Les formes naissent ainsi des formes, les couleurs
s’assemblent et s’ajustent, les lignes à l’occasion dégagent des profils
ici d’arbres ou là de personnages ou de fleurs, mais sans insister et en
conservant toujours la priorité à la qualité propre du tableau, - ouvert
à la fois dans le cours de la démarche de l’artiste et dans le regard
des amateurs qui s’y glissent pour y découvrir une généreuse source de
délectation et d’inspiration.
Attentif à sa gestuelle et en même temps accueillant aux
trouvailles fortuites, le peintre poursuit sa voie, à la fois évolution
et quête, comme en une vaste spirale où intervient parfois la « serendipity »
proposée jadis par Walpole pour traduire la grâce de découvrir par
bonheur ce qu’on ne cherche pas. Ceci ramène à la disponibilité de
l’artiste, lancé sur une voie dont il ne sait pas clairement ni les
méandres ni la destination.
Devant certains tableaux de Marc Poissant, j’évoque le
peintre Nicolas de Staël, et il reconnaît aussitôt l’admirer pour la
sensualité de ses pâtes et de sa lumière, comme il admire un Rothko pour
le chatoiement de ses couleurs ou un Riopelle pour la rythmique de ses
compositions.
Plus récemment, Marc Poissant brosse, ou plutôt « spatule »

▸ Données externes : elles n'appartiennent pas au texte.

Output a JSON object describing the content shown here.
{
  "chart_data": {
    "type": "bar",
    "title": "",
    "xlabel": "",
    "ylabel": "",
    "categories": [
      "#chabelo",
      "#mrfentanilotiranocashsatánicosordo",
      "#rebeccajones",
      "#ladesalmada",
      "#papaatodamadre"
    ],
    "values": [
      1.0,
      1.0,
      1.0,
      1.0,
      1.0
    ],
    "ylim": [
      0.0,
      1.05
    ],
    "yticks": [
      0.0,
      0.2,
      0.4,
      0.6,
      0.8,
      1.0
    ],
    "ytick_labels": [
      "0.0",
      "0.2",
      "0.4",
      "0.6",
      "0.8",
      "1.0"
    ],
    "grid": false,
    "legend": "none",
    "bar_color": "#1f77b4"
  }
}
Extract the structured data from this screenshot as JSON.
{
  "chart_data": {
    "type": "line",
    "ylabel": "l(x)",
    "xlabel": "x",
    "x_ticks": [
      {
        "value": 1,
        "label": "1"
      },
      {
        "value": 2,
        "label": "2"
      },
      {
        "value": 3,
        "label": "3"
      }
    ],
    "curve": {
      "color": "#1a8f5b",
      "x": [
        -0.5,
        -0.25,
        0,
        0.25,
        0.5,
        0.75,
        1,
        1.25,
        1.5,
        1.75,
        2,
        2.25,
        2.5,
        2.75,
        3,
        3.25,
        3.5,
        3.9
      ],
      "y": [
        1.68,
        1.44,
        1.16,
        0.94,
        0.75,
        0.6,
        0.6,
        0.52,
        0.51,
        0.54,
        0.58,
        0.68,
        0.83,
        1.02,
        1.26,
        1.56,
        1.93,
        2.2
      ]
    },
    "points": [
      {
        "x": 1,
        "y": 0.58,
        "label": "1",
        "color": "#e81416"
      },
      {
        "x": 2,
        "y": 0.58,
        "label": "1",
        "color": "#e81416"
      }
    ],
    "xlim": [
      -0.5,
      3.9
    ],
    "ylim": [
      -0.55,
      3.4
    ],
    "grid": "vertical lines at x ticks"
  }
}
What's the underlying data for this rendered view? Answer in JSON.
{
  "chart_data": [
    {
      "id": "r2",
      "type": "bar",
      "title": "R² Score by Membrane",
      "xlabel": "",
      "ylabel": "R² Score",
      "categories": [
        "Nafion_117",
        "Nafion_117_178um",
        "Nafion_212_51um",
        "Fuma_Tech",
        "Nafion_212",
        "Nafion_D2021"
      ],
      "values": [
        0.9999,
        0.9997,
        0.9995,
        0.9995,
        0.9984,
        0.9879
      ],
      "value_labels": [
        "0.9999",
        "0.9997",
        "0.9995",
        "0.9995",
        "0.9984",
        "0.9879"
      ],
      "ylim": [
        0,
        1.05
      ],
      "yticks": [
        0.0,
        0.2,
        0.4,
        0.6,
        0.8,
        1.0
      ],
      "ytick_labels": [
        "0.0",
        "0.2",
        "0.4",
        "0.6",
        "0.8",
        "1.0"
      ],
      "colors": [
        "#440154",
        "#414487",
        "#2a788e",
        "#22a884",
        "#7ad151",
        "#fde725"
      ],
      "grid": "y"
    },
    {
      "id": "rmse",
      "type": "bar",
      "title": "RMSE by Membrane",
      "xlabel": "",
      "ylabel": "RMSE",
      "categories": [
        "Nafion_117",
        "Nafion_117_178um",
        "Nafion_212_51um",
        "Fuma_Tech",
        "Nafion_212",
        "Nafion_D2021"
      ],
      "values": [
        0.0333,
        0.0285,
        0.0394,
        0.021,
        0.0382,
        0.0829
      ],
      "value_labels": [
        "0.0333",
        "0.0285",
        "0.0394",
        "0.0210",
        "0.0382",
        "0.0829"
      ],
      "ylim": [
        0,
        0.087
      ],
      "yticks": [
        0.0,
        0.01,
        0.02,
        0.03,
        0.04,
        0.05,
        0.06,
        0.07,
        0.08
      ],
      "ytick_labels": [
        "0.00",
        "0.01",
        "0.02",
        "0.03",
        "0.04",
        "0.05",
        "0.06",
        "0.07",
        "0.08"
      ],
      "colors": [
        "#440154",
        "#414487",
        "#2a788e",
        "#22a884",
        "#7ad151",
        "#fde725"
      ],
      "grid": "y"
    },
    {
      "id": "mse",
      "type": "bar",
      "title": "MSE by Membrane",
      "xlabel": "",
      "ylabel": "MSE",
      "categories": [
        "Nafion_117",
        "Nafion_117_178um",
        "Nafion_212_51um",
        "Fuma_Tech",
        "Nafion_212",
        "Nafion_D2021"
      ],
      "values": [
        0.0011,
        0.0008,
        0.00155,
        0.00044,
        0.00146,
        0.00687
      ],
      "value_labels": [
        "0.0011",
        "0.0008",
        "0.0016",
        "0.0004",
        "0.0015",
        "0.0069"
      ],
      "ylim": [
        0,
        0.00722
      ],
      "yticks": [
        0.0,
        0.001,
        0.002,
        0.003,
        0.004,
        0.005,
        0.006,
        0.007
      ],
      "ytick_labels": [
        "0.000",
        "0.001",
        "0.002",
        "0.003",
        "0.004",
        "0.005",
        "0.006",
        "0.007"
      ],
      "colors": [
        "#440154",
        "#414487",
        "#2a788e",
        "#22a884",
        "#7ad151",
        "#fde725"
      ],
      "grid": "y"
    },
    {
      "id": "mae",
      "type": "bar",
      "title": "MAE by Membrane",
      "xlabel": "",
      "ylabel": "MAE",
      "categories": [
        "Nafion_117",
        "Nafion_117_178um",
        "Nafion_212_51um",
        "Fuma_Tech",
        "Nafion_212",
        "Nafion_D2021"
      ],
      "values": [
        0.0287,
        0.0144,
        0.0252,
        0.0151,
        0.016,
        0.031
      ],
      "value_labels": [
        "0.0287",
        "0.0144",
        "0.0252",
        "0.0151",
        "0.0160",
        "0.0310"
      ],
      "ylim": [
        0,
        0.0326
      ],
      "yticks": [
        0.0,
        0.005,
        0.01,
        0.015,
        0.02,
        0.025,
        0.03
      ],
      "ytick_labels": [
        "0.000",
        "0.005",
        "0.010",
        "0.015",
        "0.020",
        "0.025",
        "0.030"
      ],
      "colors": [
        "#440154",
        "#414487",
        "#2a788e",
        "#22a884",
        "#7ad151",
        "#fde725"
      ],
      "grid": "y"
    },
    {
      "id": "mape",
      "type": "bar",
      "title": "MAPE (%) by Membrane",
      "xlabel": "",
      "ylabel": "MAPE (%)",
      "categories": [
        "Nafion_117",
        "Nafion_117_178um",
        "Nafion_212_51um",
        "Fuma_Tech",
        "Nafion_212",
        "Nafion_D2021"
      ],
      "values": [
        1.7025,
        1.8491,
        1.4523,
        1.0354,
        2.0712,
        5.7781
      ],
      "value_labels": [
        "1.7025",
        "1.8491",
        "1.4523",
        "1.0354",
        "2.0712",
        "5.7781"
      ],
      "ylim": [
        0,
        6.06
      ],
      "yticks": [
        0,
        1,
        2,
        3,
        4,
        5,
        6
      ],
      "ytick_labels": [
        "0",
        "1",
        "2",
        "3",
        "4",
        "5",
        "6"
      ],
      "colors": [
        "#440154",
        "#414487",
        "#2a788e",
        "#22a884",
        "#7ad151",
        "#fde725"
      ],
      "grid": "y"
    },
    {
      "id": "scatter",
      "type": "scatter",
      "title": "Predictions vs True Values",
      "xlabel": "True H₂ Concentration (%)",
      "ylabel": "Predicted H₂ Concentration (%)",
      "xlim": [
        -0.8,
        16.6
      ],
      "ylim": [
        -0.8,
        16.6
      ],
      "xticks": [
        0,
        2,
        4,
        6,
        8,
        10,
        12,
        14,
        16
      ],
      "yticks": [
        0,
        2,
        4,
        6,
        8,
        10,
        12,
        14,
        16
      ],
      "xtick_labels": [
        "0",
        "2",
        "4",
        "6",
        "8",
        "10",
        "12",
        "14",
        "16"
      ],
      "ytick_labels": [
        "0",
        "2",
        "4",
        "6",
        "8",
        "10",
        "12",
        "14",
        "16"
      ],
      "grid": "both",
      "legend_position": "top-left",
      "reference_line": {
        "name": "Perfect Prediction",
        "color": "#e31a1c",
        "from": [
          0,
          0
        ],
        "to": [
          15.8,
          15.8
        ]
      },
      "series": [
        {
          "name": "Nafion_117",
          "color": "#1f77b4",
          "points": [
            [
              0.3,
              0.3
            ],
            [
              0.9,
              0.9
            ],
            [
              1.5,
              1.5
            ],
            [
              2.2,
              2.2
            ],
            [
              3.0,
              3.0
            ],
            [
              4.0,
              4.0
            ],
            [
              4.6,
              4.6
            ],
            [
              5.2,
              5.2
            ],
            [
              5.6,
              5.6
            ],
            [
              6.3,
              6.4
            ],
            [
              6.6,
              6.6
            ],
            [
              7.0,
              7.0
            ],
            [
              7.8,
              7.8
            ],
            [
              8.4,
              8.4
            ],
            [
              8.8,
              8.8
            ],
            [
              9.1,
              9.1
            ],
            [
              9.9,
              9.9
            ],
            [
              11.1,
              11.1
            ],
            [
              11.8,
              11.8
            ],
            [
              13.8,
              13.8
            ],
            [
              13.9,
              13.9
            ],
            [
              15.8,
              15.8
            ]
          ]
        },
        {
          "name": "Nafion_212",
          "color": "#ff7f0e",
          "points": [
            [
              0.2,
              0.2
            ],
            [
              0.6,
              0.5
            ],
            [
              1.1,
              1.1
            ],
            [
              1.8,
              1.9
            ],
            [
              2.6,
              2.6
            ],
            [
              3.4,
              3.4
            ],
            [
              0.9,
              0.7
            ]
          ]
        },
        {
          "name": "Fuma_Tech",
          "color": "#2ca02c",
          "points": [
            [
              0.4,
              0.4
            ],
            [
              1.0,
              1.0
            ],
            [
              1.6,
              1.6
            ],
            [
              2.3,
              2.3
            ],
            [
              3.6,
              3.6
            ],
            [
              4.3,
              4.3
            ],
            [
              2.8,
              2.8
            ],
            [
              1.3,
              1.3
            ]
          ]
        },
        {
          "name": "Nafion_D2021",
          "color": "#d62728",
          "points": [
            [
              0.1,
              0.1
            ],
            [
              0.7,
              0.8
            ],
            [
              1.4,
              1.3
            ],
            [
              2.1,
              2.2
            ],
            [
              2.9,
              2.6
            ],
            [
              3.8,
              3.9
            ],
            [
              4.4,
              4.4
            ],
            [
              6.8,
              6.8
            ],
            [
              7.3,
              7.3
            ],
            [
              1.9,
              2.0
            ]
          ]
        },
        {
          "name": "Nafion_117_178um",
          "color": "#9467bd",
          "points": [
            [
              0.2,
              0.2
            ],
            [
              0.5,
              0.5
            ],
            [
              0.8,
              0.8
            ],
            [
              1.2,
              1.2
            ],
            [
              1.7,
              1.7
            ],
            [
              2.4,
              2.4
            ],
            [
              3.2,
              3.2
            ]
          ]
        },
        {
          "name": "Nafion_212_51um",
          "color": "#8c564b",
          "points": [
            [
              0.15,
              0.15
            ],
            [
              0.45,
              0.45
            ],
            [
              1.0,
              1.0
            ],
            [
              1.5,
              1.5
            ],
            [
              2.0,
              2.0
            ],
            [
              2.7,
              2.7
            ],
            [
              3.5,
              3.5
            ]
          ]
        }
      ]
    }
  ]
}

ce qu’il nomme des « paysages oniriques », où il laisse subconscient et
imagination aux commandes. Ne perdant jamais de vue l’importance
centrale et substantielle de la lumière, il se laisse aller, tout
heureux de peindre et d’en vivre, - en espérant que ses œuvres en
rendent aussi d’autres heureux.
Aucune prétention de dogmatisme ou de message chez lui, mais
seulement une délicate sensibilité, toute dévouée à ce qui l’épanouit et
la traduit le mieux, dans la pureté t l’indépendance d’un tel
indomptable autodidacte : ses tableaux.